Evaluate the Results
First, the client must meet the agreed-upon number of visits and time limit for the task-centered plan. Then the social worker can evaluate its effectiveness.
Then, like a patient being discharged from a medical facility, if the client needs more care, it is up to the provider to delineate the nature of this care and refer the client or patient when appropriate.
Assess the Remaining Needs
The assessment should not be undertaken from a “pass-fail” perspective. This evaluation style does not adequately reflect the client’s unique set of challenges. For example, a client with an opioid addiction may depend on sugary snacks. It may even worsen their health. This isn’t a failure to address the original addiction but an unintended consequence that needs to be addressed.

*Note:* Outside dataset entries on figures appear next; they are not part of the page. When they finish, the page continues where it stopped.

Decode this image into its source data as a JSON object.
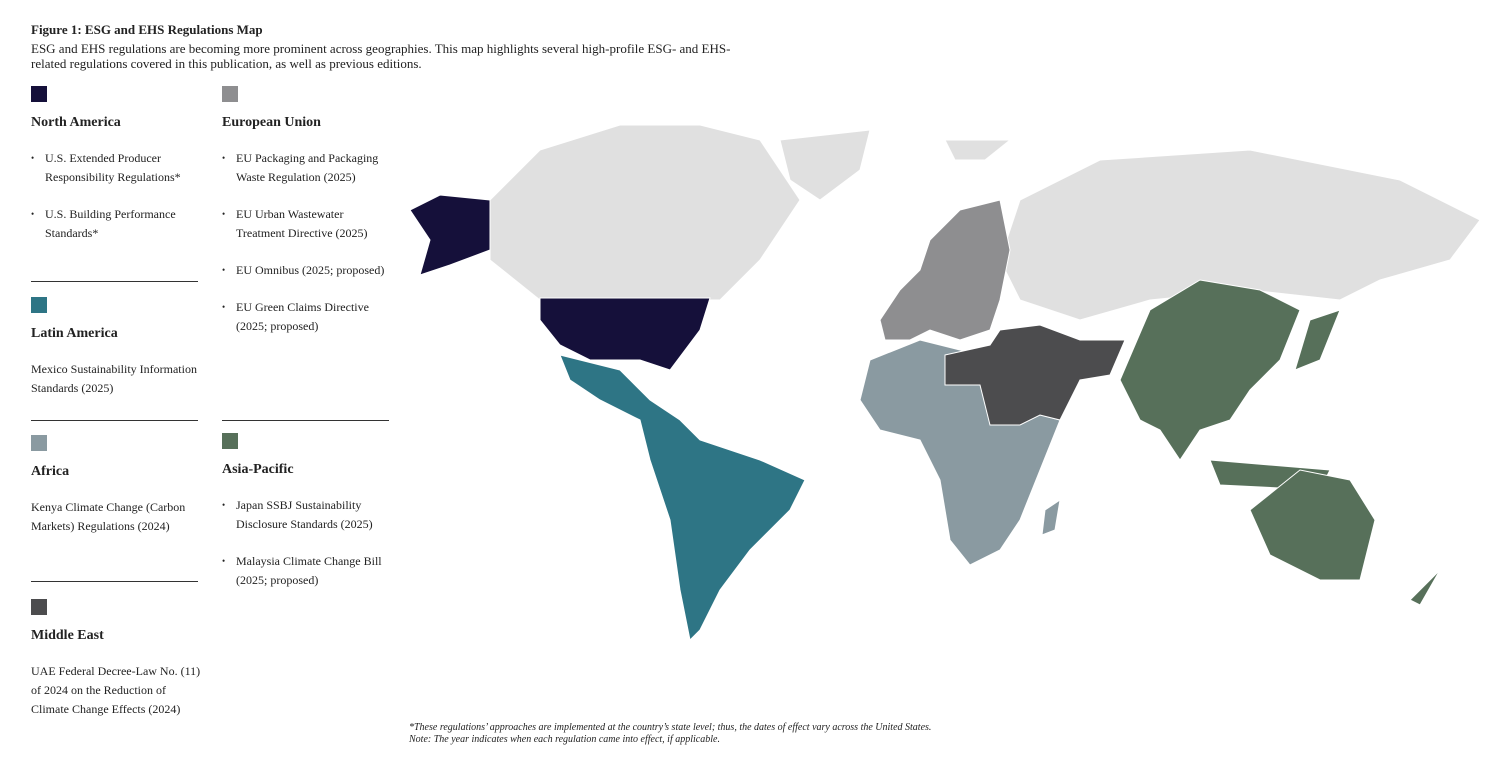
{
  "figure": {
    "title": "Figure 1: ESG and EHS Regulations Map",
    "description": "ESG and EHS regulations are becoming more prominent across geographies. This map highlights several high-profile ESG- and EHS-related regulations covered in this publication, as well as previous editions.",
    "regions": [
      {
        "name": "North America",
        "color": "#15103a",
        "bullets": true,
        "items": [
          "U.S. Extended Producer Responsibility Regulations*",
          "U.S. Building Performance Standards*"
        ]
      },
      {
        "name": "Latin America",
        "color": "#2e7585",
        "bullets": false,
        "items": [
          "Mexico Sustainability Information Standards (2025)"
        ]
      },
      {
        "name": "Africa",
        "color": "#8a9aa1",
        "bullets": false,
        "items": [
          "Kenya Climate Change (Carbon Markets) Regulations (2024)"
        ]
      },
      {
        "name": "Middle East",
        "color": "#4c4c4e",
        "bullets": false,
        "items": [
          "UAE Federal Decree-Law No. (11) of 2024 on the Reduction of Climate Change Effects (2024)"
        ]
      },
      {
        "name": "European Union",
        "color": "#8e8e90",
        "bullets": true,
        "items": [
          "EU Packaging and Packaging Waste Regulation (2025)",
          "EU Urban Wastewater Treatment Directive (2025)",
          "EU Omnibus (2025; proposed)",
          "EU Green Claims Directive (2025; proposed)"
        ]
      },
      {
        "name": "Asia-Pacific",
        "color": "#57705a",
        "bullets": true,
        "items": [
          "Japan SSBJ Sustainability Disclosure Standards (2025)",
          "Malaysia Climate Change Bill (2025; proposed)"
        ]
      }
    ],
    "footnotes": [
      "*These regulations’ approaches are implemented at the country’s state level; thus, the dates of effect vary across the United States.",
      "Note: The year indicates when each regulation came into effect, if applicable."
    ]
  }
}
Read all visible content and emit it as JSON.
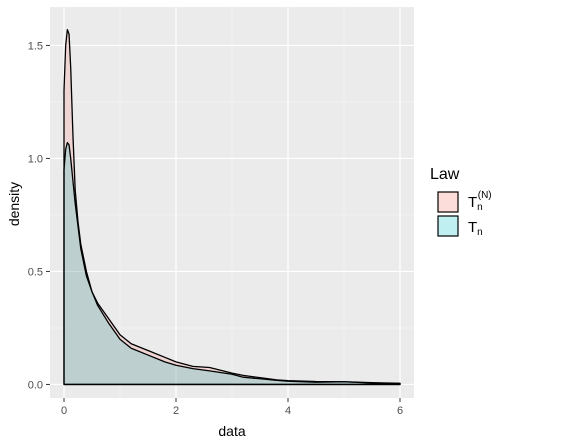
{
  "chart_data": {
    "type": "area",
    "title": "",
    "xlabel": "data",
    "ylabel": "density",
    "xlim": [
      -0.25,
      6.25
    ],
    "ylim": [
      -0.06,
      1.67
    ],
    "x_ticks": [
      0,
      2,
      4,
      6
    ],
    "x_tick_labels": [
      "0",
      "2",
      "4",
      "6"
    ],
    "y_ticks": [
      0.0,
      0.5,
      1.0,
      1.5
    ],
    "y_tick_labels": [
      "0.0",
      "0.5",
      "1.0",
      "1.5"
    ],
    "grid": true,
    "background": "#ebebeb",
    "legend": {
      "title": "Law",
      "placement": "right",
      "entries": [
        {
          "main": "T",
          "sub": "n",
          "sup": "(N)",
          "color": "#f8766d"
        },
        {
          "main": "T",
          "sub": "n",
          "sup": "",
          "color": "#00bfc4"
        }
      ]
    },
    "series": [
      {
        "label": "Tn(N)",
        "color": "#f8766d",
        "fill_opacity": 0.2,
        "x": [
          0,
          0.03,
          0.06,
          0.09,
          0.12,
          0.16,
          0.2,
          0.25,
          0.3,
          0.4,
          0.5,
          0.6,
          0.8,
          1.0,
          1.2,
          1.5,
          1.8,
          2.0,
          2.3,
          2.6,
          3.0,
          3.2,
          3.5,
          3.8,
          4.0,
          4.5,
          5.0,
          5.5,
          6.0
        ],
        "y": [
          1.3,
          1.5,
          1.57,
          1.55,
          1.4,
          1.1,
          0.86,
          0.72,
          0.62,
          0.5,
          0.41,
          0.36,
          0.29,
          0.22,
          0.18,
          0.15,
          0.12,
          0.1,
          0.08,
          0.075,
          0.05,
          0.04,
          0.03,
          0.02,
          0.017,
          0.013,
          0.012,
          0.008,
          0.005
        ]
      },
      {
        "label": "Tn",
        "color": "#00bfc4",
        "fill_opacity": 0.2,
        "x": [
          0,
          0.03,
          0.06,
          0.09,
          0.12,
          0.16,
          0.2,
          0.25,
          0.3,
          0.4,
          0.5,
          0.6,
          0.8,
          1.0,
          1.2,
          1.5,
          1.8,
          2.0,
          2.3,
          2.6,
          3.0,
          3.2,
          3.5,
          3.8,
          4.0,
          4.5,
          5.0,
          5.5,
          6.0
        ],
        "y": [
          0.95,
          1.04,
          1.07,
          1.06,
          1.0,
          0.9,
          0.8,
          0.7,
          0.6,
          0.48,
          0.41,
          0.35,
          0.27,
          0.2,
          0.16,
          0.13,
          0.1,
          0.085,
          0.07,
          0.06,
          0.045,
          0.032,
          0.025,
          0.018,
          0.014,
          0.01,
          0.012,
          0.006,
          0.004
        ]
      }
    ]
  }
}
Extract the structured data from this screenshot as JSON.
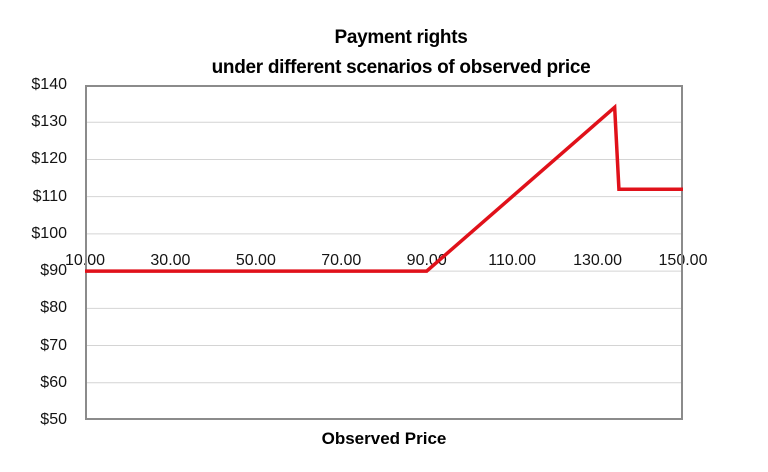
{
  "page": {
    "background": "#ffffff"
  },
  "chart_data": {
    "type": "line",
    "title": "Payment rights",
    "subtitle": "under different scenarios of observed price",
    "xlabel": "Observed Price",
    "ylabel": "",
    "xlim": [
      10,
      150
    ],
    "ylim": [
      50,
      140
    ],
    "grid": "horizontal",
    "legend": "none",
    "x_axis_cross_value": 90,
    "x_ticks": [
      {
        "value": 10,
        "label": "10.00"
      },
      {
        "value": 30,
        "label": "30.00"
      },
      {
        "value": 50,
        "label": "50.00"
      },
      {
        "value": 70,
        "label": "70.00"
      },
      {
        "value": 90,
        "label": "90.00"
      },
      {
        "value": 110,
        "label": "110.00"
      },
      {
        "value": 130,
        "label": "130.00"
      },
      {
        "value": 150,
        "label": "150.00"
      }
    ],
    "y_ticks": [
      {
        "value": 140,
        "label": "$140"
      },
      {
        "value": 130,
        "label": "$130"
      },
      {
        "value": 120,
        "label": "$120"
      },
      {
        "value": 110,
        "label": "$110"
      },
      {
        "value": 100,
        "label": "$100"
      },
      {
        "value": 90,
        "label": "$90"
      },
      {
        "value": 80,
        "label": "$80"
      },
      {
        "value": 70,
        "label": "$70"
      },
      {
        "value": 60,
        "label": "$60"
      },
      {
        "value": 50,
        "label": "$50"
      }
    ],
    "colors": {
      "line": "#e0111a",
      "gridline": "#d4d4d4",
      "plot_border": "#8b8b8b",
      "text": "#141414"
    },
    "series": [
      {
        "name": "Payment rights",
        "color": "#e0111a",
        "points": [
          [
            10,
            90
          ],
          [
            30,
            90
          ],
          [
            50,
            90
          ],
          [
            70,
            90
          ],
          [
            90,
            90
          ],
          [
            110,
            110
          ],
          [
            130,
            130
          ],
          [
            134,
            134
          ],
          [
            135,
            112
          ],
          [
            150,
            112
          ]
        ]
      }
    ]
  }
}
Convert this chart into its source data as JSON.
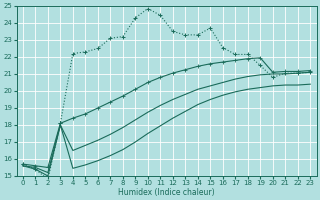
{
  "xlabel": "Humidex (Indice chaleur)",
  "bg_color": "#b2e0e0",
  "grid_color": "#d0ecec",
  "line_color": "#1a6b5a",
  "xlim": [
    -0.5,
    23.5
  ],
  "ylim": [
    15,
    25
  ],
  "xticks": [
    0,
    1,
    2,
    3,
    4,
    5,
    6,
    7,
    8,
    9,
    10,
    11,
    12,
    13,
    14,
    15,
    16,
    17,
    18,
    19,
    20,
    21,
    22,
    23
  ],
  "yticks": [
    15,
    16,
    17,
    18,
    19,
    20,
    21,
    22,
    23,
    24,
    25
  ],
  "line1_x": [
    0,
    1,
    2,
    3,
    4,
    5,
    6,
    7,
    8,
    9,
    10,
    11,
    12,
    13,
    14,
    15,
    16,
    17,
    18,
    19,
    20,
    21,
    22,
    23
  ],
  "line1_y": [
    15.7,
    15.4,
    14.8,
    18.1,
    22.2,
    22.3,
    22.5,
    23.1,
    23.2,
    24.3,
    24.85,
    24.45,
    23.5,
    23.3,
    23.3,
    23.7,
    22.55,
    22.15,
    22.15,
    21.5,
    20.8,
    21.05,
    21.05,
    21.1
  ],
  "line2_x": [
    0,
    1,
    2,
    3,
    4,
    5,
    6,
    7,
    8,
    9,
    10,
    11,
    12,
    13,
    14,
    15,
    16,
    17,
    18,
    19,
    20,
    21,
    22,
    23
  ],
  "line2_y": [
    15.7,
    15.6,
    15.5,
    18.1,
    18.4,
    18.65,
    19.0,
    19.35,
    19.7,
    20.1,
    20.5,
    20.8,
    21.05,
    21.25,
    21.45,
    21.6,
    21.7,
    21.8,
    21.9,
    21.95,
    21.1,
    21.15,
    21.15,
    21.2
  ],
  "line3_x": [
    0,
    1,
    2,
    3,
    4,
    5,
    6,
    7,
    8,
    9,
    10,
    11,
    12,
    13,
    14,
    15,
    16,
    17,
    18,
    19,
    20,
    21,
    22,
    23
  ],
  "line3_y": [
    15.6,
    15.5,
    15.2,
    18.0,
    16.5,
    16.8,
    17.1,
    17.45,
    17.85,
    18.3,
    18.75,
    19.15,
    19.5,
    19.8,
    20.1,
    20.3,
    20.5,
    20.7,
    20.85,
    20.95,
    21.0,
    21.0,
    21.05,
    21.1
  ],
  "line4_x": [
    0,
    1,
    2,
    3,
    4,
    5,
    6,
    7,
    8,
    9,
    10,
    11,
    12,
    13,
    14,
    15,
    16,
    17,
    18,
    19,
    20,
    21,
    22,
    23
  ],
  "line4_y": [
    15.6,
    15.4,
    15.0,
    18.0,
    15.45,
    15.65,
    15.9,
    16.2,
    16.55,
    17.0,
    17.5,
    17.95,
    18.4,
    18.8,
    19.2,
    19.5,
    19.75,
    19.95,
    20.1,
    20.2,
    20.3,
    20.35,
    20.35,
    20.4
  ]
}
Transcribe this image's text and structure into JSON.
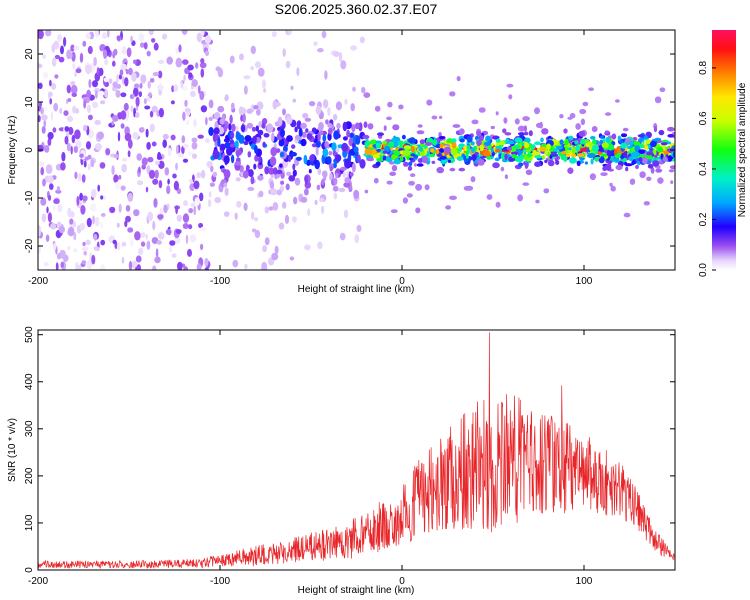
{
  "title": "S206.2025.360.02.37.E07",
  "colors": {
    "snr_line": "#e8262a",
    "axis": "#000000",
    "background": "#ffffff"
  },
  "chart_data": [
    {
      "type": "heatmap",
      "id": "spectrogram",
      "xlabel": "Height of straight line (km)",
      "ylabel": "Frequency (Hz)",
      "xlim": [
        -200,
        150
      ],
      "ylim": [
        -25,
        25
      ],
      "xticks": [
        -200,
        -100,
        0,
        100
      ],
      "yticks": [
        -20,
        -10,
        0,
        10,
        20
      ],
      "colorbar": {
        "label": "Normalized spectral amplitude",
        "range": [
          0.0,
          0.95
        ],
        "ticks": [
          "0.0",
          "0.2",
          "0.4",
          "0.6",
          "0.8"
        ],
        "tick_values": [
          0.0,
          0.2,
          0.4,
          0.6,
          0.8
        ],
        "colormap": "rainbow"
      },
      "signal_band": {
        "center_freq_hz": 0,
        "band_regions": [
          {
            "x_from": -200,
            "x_to": -105,
            "freq_spread_hz": 25,
            "typical_amplitude": 0.05
          },
          {
            "x_from": -105,
            "x_to": -20,
            "freq_spread_hz": 7,
            "typical_amplitude": 0.15
          },
          {
            "x_from": -20,
            "x_to": 150,
            "freq_spread_hz": 2.5,
            "typical_amplitude": 0.5
          }
        ]
      }
    },
    {
      "type": "line",
      "id": "snr",
      "xlabel": "Height of straight line (km)",
      "ylabel": "SNR (10 * v/v)",
      "xlim": [
        -200,
        150
      ],
      "ylim": [
        0,
        510
      ],
      "xticks": [
        -200,
        -100,
        0,
        100
      ],
      "yticks": [
        0,
        100,
        200,
        300,
        400,
        500
      ],
      "envelope": {
        "x": [
          -200,
          -150,
          -110,
          -100,
          -80,
          -60,
          -40,
          -20,
          0,
          20,
          40,
          50,
          60,
          80,
          100,
          120,
          130,
          140,
          150
        ],
        "mean": [
          12,
          12,
          14,
          20,
          30,
          42,
          55,
          70,
          120,
          185,
          225,
          240,
          235,
          230,
          210,
          170,
          120,
          60,
          20
        ],
        "spread": [
          8,
          8,
          10,
          14,
          22,
          28,
          35,
          50,
          70,
          100,
          140,
          160,
          140,
          110,
          90,
          60,
          45,
          25,
          10
        ]
      },
      "peak": {
        "x": 48,
        "y": 505
      }
    }
  ]
}
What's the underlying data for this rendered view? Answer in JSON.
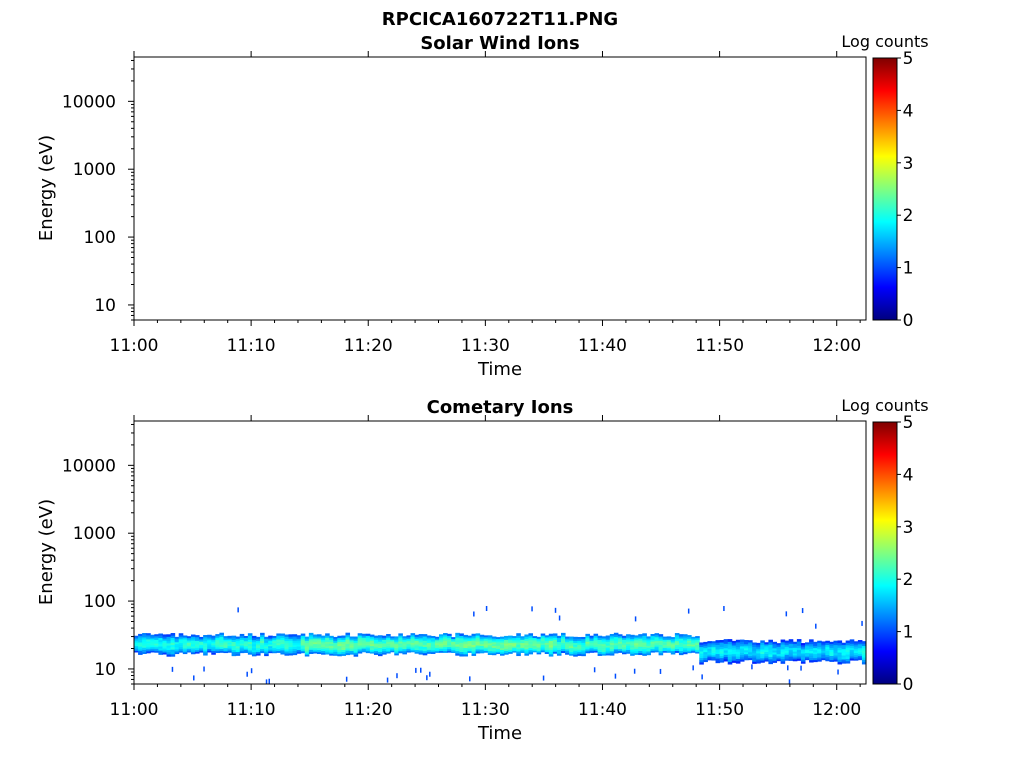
{
  "figure_title": "RPCICA160722T11.PNG",
  "chart_data": [
    {
      "type": "heatmap",
      "title": "Solar Wind Ions",
      "xlabel": "Time",
      "ylabel": "Energy (eV)",
      "x_ticks": [
        "11:00",
        "11:10",
        "11:20",
        "11:30",
        "11:40",
        "11:50",
        "12:00"
      ],
      "x_range_minutes": [
        0,
        62.5
      ],
      "y_scale": "log",
      "y_ticks": [
        10,
        100,
        1000,
        10000
      ],
      "y_tick_labels": [
        "10",
        "100",
        "1000",
        "10000"
      ],
      "y_range": [
        6,
        45000
      ],
      "colorbar": {
        "label": "Log counts",
        "range": [
          0,
          5
        ],
        "ticks": [
          "0",
          "1",
          "2",
          "3",
          "4",
          "5"
        ],
        "colormap": "jet"
      },
      "grid": false,
      "band": null
    },
    {
      "type": "heatmap",
      "title": "Cometary Ions",
      "xlabel": "Time",
      "ylabel": "Energy (eV)",
      "x_ticks": [
        "11:00",
        "11:10",
        "11:20",
        "11:30",
        "11:40",
        "11:50",
        "12:00"
      ],
      "x_range_minutes": [
        0,
        62.5
      ],
      "y_scale": "log",
      "y_ticks": [
        10,
        100,
        1000,
        10000
      ],
      "y_tick_labels": [
        "10",
        "100",
        "1000",
        "10000"
      ],
      "y_range": [
        6,
        45000
      ],
      "colorbar": {
        "label": "Log counts",
        "range": [
          0,
          5
        ],
        "ticks": [
          "0",
          "1",
          "2",
          "3",
          "4",
          "5"
        ],
        "colormap": "jet"
      },
      "grid": false,
      "band": {
        "segments": [
          {
            "t_start_min": 0,
            "t_end_min": 48,
            "energy_low_eV": 17,
            "energy_high_eV": 32,
            "peak_log_counts_start": 2.0,
            "peak_log_counts_end": 2.3
          },
          {
            "t_start_min": 48,
            "t_end_min": 62.5,
            "energy_low_eV": 13,
            "energy_high_eV": 26,
            "peak_log_counts_start": 1.8,
            "peak_log_counts_end": 1.8
          }
        ],
        "peak_log_counts_max": 2.5,
        "note_times_min_highest": [
          20,
          30
        ]
      }
    }
  ]
}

By documenting and reporting the results of a TCP plan, social workers support a constantly growing knowledge base. And then others in their profession can follow. TCP is an evidence-based practice by social workers and other practitioners. Its use lets others in the field assess the effectiveness of the many interventions and techniques.
Applications of Task Centered Model
In summary, the task centered model is one of the most broadly applicable techniques for social work available across the social work umbrella. This method doesn’t differentiate between problems like joblessness, mental health issues, unplanned pregnancy, and criminal rehab. Instead, it offers a systematic, evidence-based approach for solving any set of problems.
Clients and social workers cooperate to identify issues, set goals, develop an action plan and evaluate the results. Additionally, individuals can adjust to the flexible structure. Social workers use task centered model in every conceivable environment, including hospitals, schools, mental health facilities, and private practices.